Improved sustainability reporting rules can help Europe secure the investment it needs to meet its climate change targets, a paper published by the European Central Bank (ECB) on Wednesday reads.
The EU must ramp up investment, potentially by an extra €558 billion a year, or fail to meet its 2030 climate ambitions, the paper published by the ECB reads.
However, it says that while sustainable reporting rules support the flow of private funds into the green transition, their current set-up is limiting and in some cases may be counterproductive.
“The complexity of the rules currently limits the positive impact of these initiatives on green investments” the study adds.
It also described the rules as costly and “demanding”, citing as an example the EU’s taxonomy on green investments, and its “ high threshold” for an investment to be considered sustainable.
The question of what constitutes an environmentally friendly investment is hotly debated.
Prompted by some member states and industry concerns that the EU’s sustainability reporting rules are hampering competitiveness, European Commission President Ursula von der Leyen promised to simplify the framework in her second term.
The plan is to target not only the EU’s green taxonomy rules, but also the Corporate Sustainability Reporting Directive (CSRD), both of which are mentioned in the ECB study.
Although the paper calls for a streamlined revision of these rules, it stresses that this should be done “without backtracking on the fundamental objective of enhancing sustainability transparency”.
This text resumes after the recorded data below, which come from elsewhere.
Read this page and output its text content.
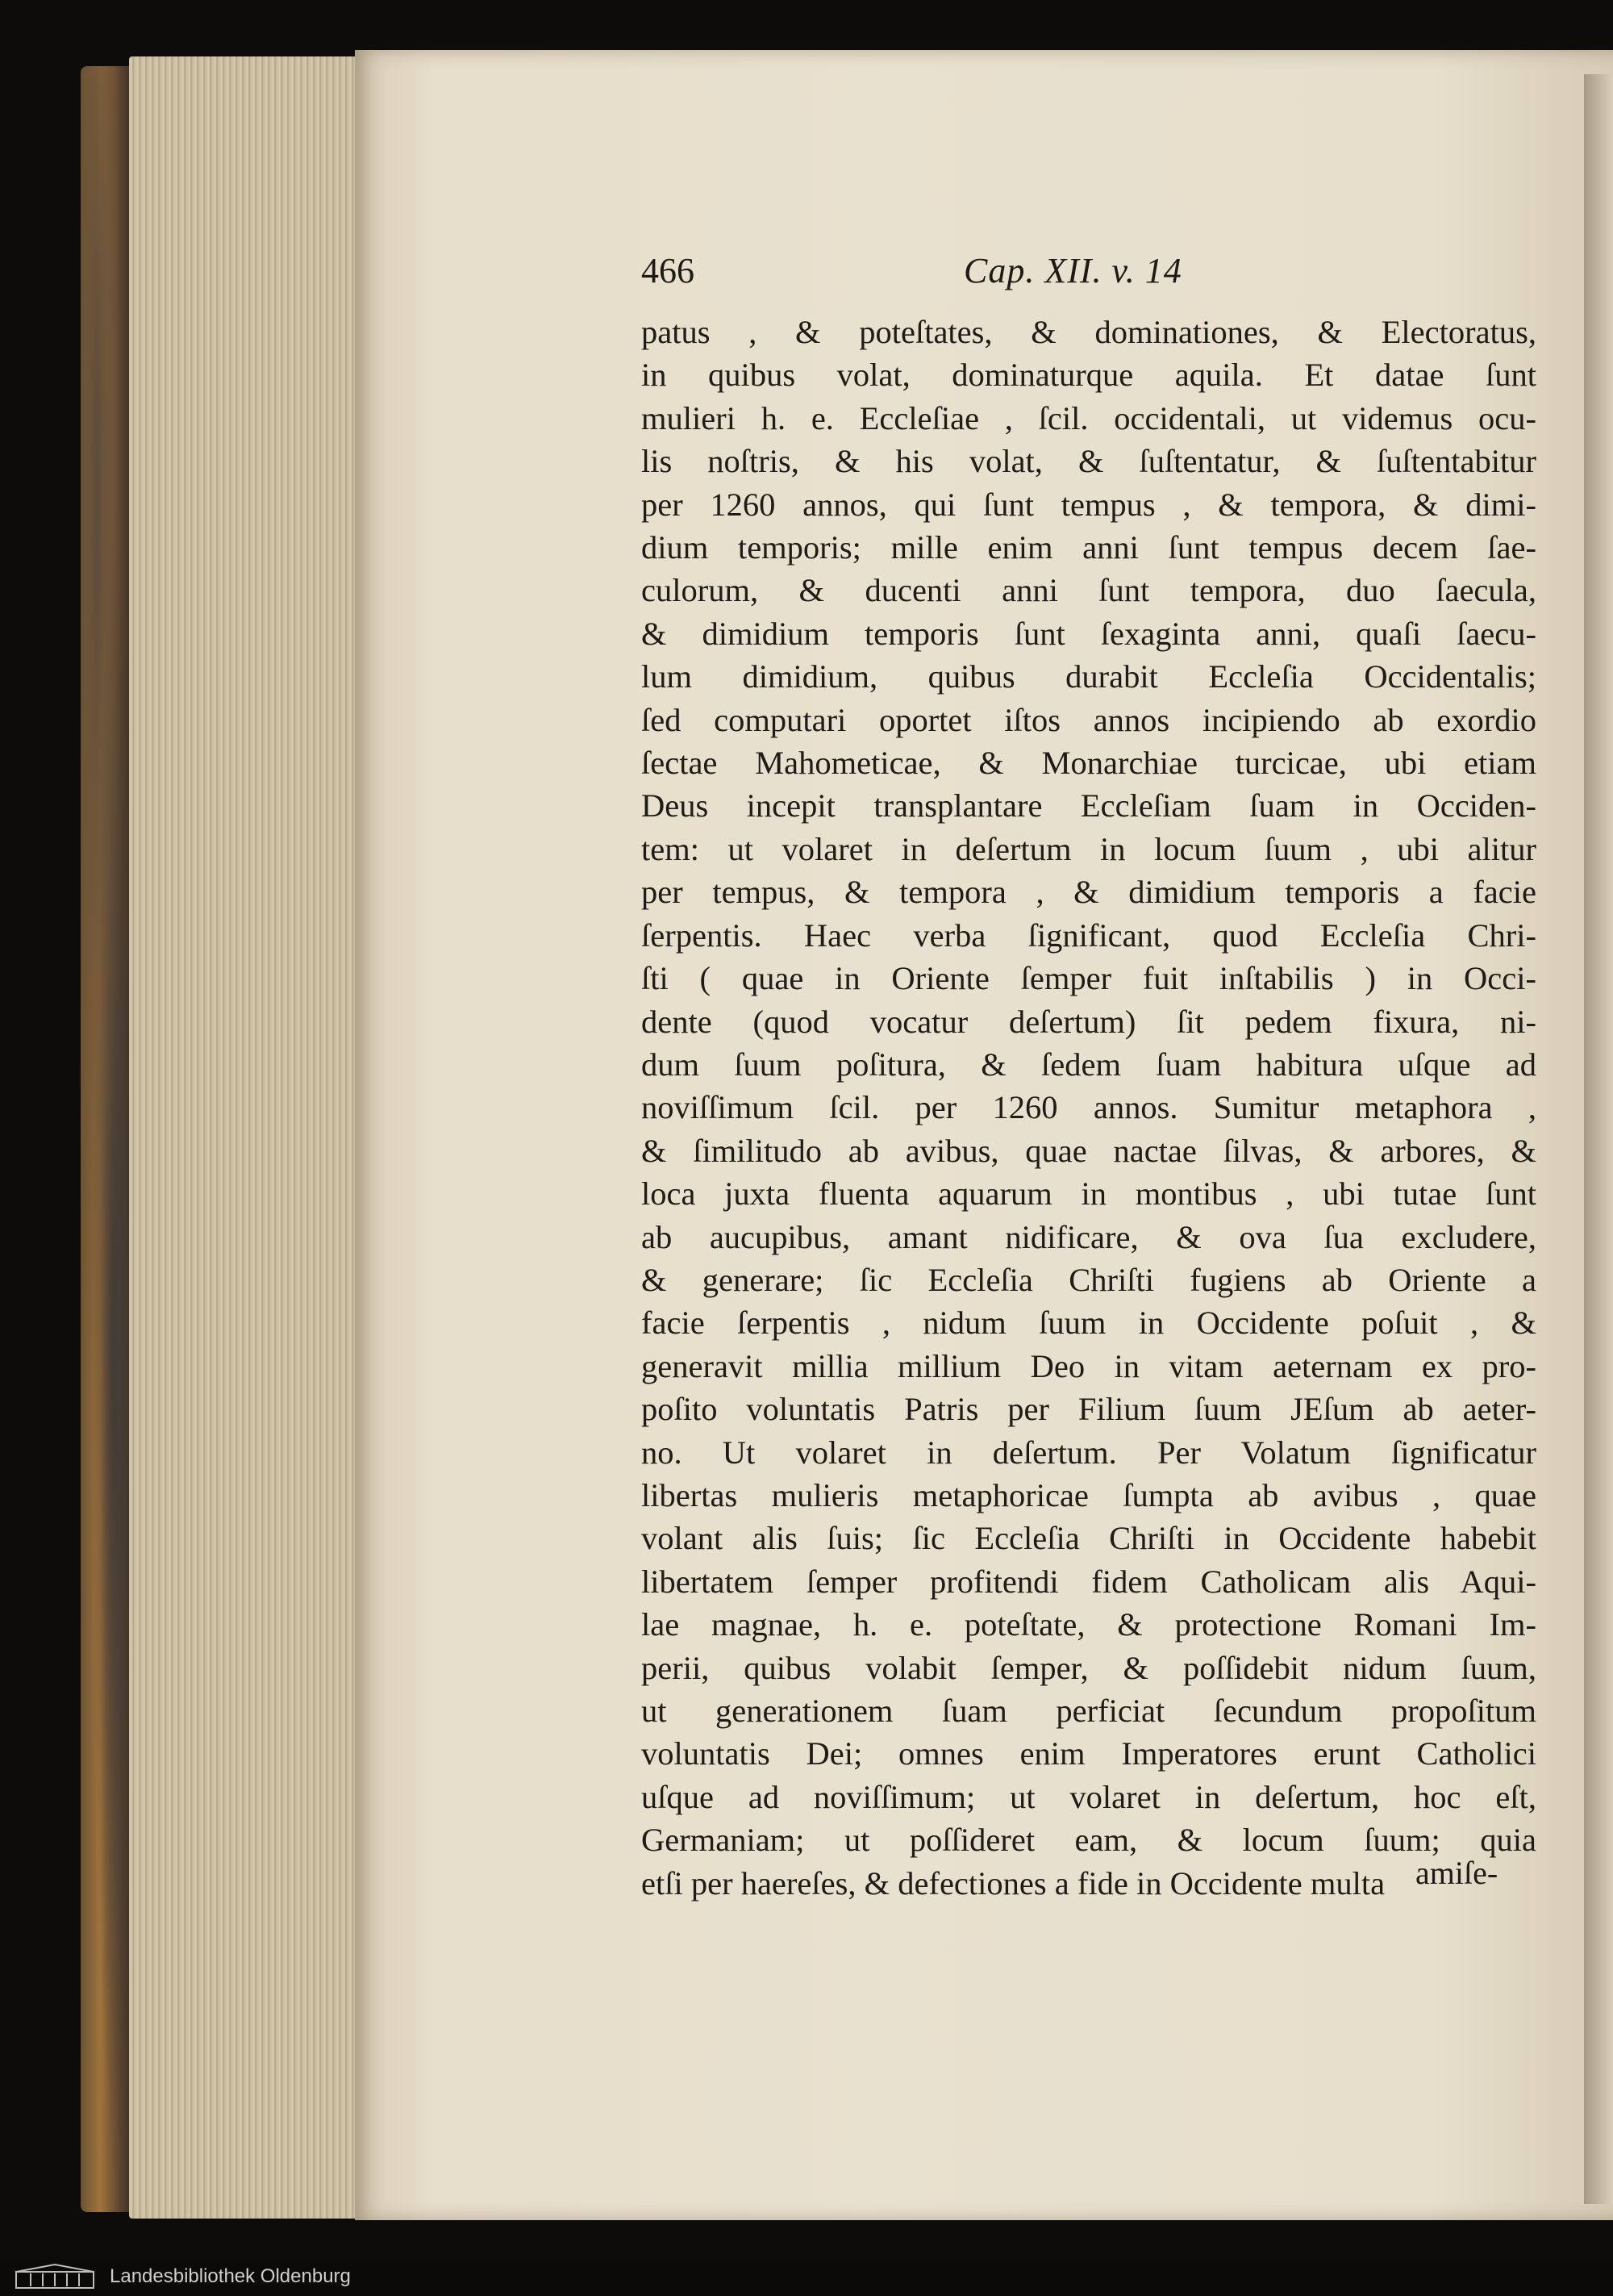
466	Cap. XII. v. 14
patus , & poteſtates, & dominationes, & Electoratus,
in quibus volat, dominaturque aquila. Et datae ſunt
mulieri h. e. Eccleſiae , ſcil. occidentali, ut videmus ocu-
lis noſtris, & his volat, & ſuſtentatur, & ſuſtentabitur
per 1260 annos, qui ſunt tempus , & tempora, & dimi-
dium temporis; mille enim anni ſunt tempus decem ſae-
culorum, & ducenti anni ſunt tempora, duo ſaecula,
& dimidium temporis ſunt ſexaginta anni, quaſi ſaecu-
lum dimidium, quibus durabit Eccleſia Occidentalis;
ſed computari oportet iſtos annos incipiendo ab exordio
ſectae Mahometicae, & Monarchiae turcicae, ubi etiam
Deus incepit transplantare Eccleſiam ſuam in Occiden-
tem: ut volaret in deſertum in locum ſuum , ubi alitur
per tempus, & tempora , & dimidium temporis a facie
ſerpentis. Haec verba ſignificant, quod Eccleſia Chri-
ſti ( quae in Oriente ſemper fuit inſtabilis ) in Occi-
dente (quod vocatur deſertum) ſit pedem fixura, ni-
dum ſuum poſitura, & ſedem ſuam habitura uſque ad
noviſſimum ſcil. per 1260 annos. Sumitur metaphora ,
& ſimilitudo ab avibus, quae nactae ſilvas, & arbores, &
loca juxta fluenta aquarum in montibus , ubi tutae ſunt
ab aucupibus, amant nidificare, & ova ſua excludere,
& generare; ſic Eccleſia Chriſti fugiens ab Oriente a
facie ſerpentis , nidum ſuum in Occidente poſuit , &
generavit millia millium Deo in vitam aeternam ex pro-
poſito voluntatis Patris per Filium ſuum JEſum ab aeter-
no. Ut volaret in deſertum. Per Volatum ſignificatur
libertas mulieris metaphoricae ſumpta ab avibus , quae
volant alis ſuis; ſic Eccleſia Chriſti in Occidente habebit
libertatem ſemper profitendi fidem Catholicam alis Aqui-
lae magnae, h. e. poteſtate, & protectione Romani Im-
perii, quibus volabit ſemper, & poſſidebit nidum ſuum,
ut generationem ſuam perficiat ſecundum propoſitum
voluntatis Dei; omnes enim Imperatores erunt Catholici
uſque ad noviſſimum; ut volaret in deſertum, hoc eſt,
Germaniam; ut poſſideret eam, & locum ſuum; quia
etſi per haereſes, & defectiones a fide in Occidente multa amiſe-
Landesbibliothek Oldenburg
Stanislas Jourdan, policy expert at Sustainable Finance Lab, told Euractiv says that the report “fails to talk about the elephant in the room,” namely that “right now, green lending barely gets rewarded.”
Jourdan says the introduction of a green interest rate, “say 100 to 200 bps below the market rate” would be “a game changer”, and that the EU policymakers should get the ECB to implement such a measure directly.